Anti-Aging in the Salon
With the trend in focusing on hands spreading in other treatment arenas, now is the time to concentrate on youth-renewing services. Give clients an array of offerings including salon services and retail products to incorporate into their anti-aging repertoires. Salons may pursue partnering with other facilities to create mutually beneficial referral policies. A few ideas:
The Ageless Manicure: Indulge clients past the elbows with this pampering option. Use a gentle sugar scrub to coax fresher skin cells to the surface. Follow up with a deep moisturizer and paraffin dip.

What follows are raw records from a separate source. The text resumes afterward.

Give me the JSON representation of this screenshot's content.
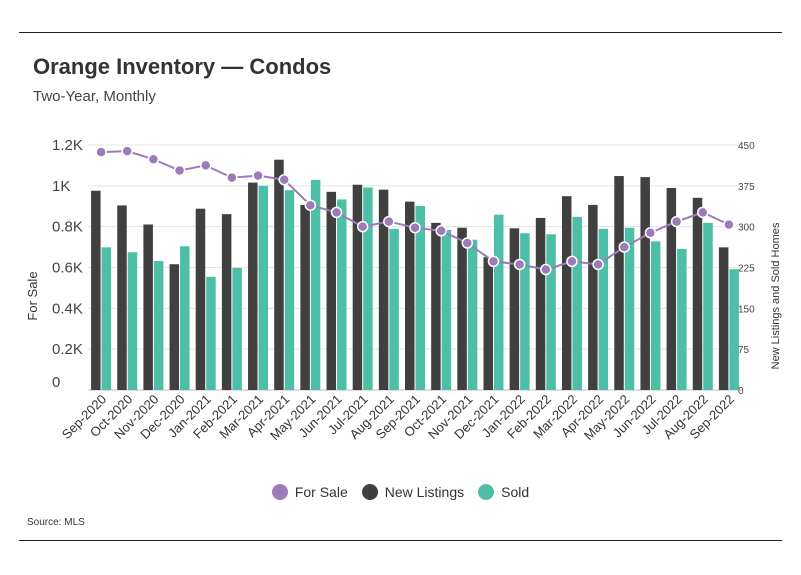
{
  "header": {
    "title": "Orange Inventory — Condos",
    "subtitle": "Two-Year, Monthly"
  },
  "footer": {
    "source": "Source:  MLS"
  },
  "chart_data": {
    "type": "bar",
    "categories": [
      "Sep-2020",
      "Oct-2020",
      "Nov-2020",
      "Dec-2020",
      "Jan-2021",
      "Feb-2021",
      "Mar-2021",
      "Apr-2021",
      "May-2021",
      "Jun-2021",
      "Jul-2021",
      "Aug-2021",
      "Sep-2021",
      "Oct-2021",
      "Nov-2021",
      "Dec-2021",
      "Jan-2022",
      "Feb-2022",
      "Mar-2022",
      "Apr-2022",
      "May-2022",
      "Jun-2022",
      "Jul-2022",
      "Aug-2022",
      "Sep-2022"
    ],
    "y_left": {
      "label": "For Sale",
      "ylim": [
        0,
        1200
      ],
      "ticks": [
        0,
        200,
        400,
        600,
        800,
        1000,
        1200
      ],
      "tick_labels": [
        "0",
        "0.2K",
        "0.4K",
        "0.6K",
        "0.8K",
        "1K",
        "1.2K"
      ]
    },
    "y_right": {
      "label": "New Listings and Sold Homes",
      "ylim": [
        0,
        450
      ],
      "ticks": [
        0,
        75,
        150,
        225,
        300,
        375,
        450
      ],
      "tick_labels": [
        "0",
        "75",
        "150",
        "225",
        "300",
        "375",
        "450"
      ]
    },
    "series": [
      {
        "name": "For Sale",
        "kind": "line",
        "axis": "left",
        "color": "#9b7cb8",
        "values": [
          1165,
          1170,
          1130,
          1075,
          1100,
          1040,
          1050,
          1030,
          905,
          870,
          800,
          825,
          795,
          780,
          720,
          630,
          615,
          590,
          630,
          615,
          700,
          770,
          825,
          870,
          810
        ]
      },
      {
        "name": "New Listings",
        "kind": "bar",
        "axis": "right",
        "color": "#404040",
        "values": [
          366,
          339,
          304,
          231,
          333,
          323,
          381,
          423,
          340,
          364,
          377,
          368,
          346,
          307,
          298,
          244,
          297,
          316,
          356,
          340,
          393,
          391,
          371,
          353,
          262
        ]
      },
      {
        "name": "Sold",
        "kind": "bar",
        "axis": "right",
        "color": "#4dbfa6",
        "values": [
          262,
          253,
          237,
          264,
          208,
          224,
          375,
          367,
          386,
          350,
          372,
          296,
          338,
          294,
          276,
          322,
          288,
          286,
          318,
          296,
          298,
          273,
          259,
          307,
          222
        ]
      }
    ],
    "legend": [
      "For Sale",
      "New Listings",
      "Sold"
    ],
    "legend_position": "bottom",
    "grid": true
  }
}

Strips of muslin are dipped in paraffin and wrapped around the upper arm to achieve the ultimate treatment for elbows. Wrap in plastic and then a warm towel while the client relaxes. Follow up with a magnificent massage and polish.
Sole Solution Pedicure: Rough flaky skin and unruly calluses get the boot with this super deluxe pedi. Combine the benefits of mechanical exfoliation using a scrub and/or foot file with chemical exfoliators containing ingredients such as alpha- or beta-hydroxy acids. After soaking in a milk bath, trim toenails, massage, and apply polish.
Says Chris Ygay, owner of Revitalize Day Spa, “Educate clients on the youth-renewing benefits of the different exfoliation methods offered. Products and home care should be designed to save time while offering maximum results for the individual."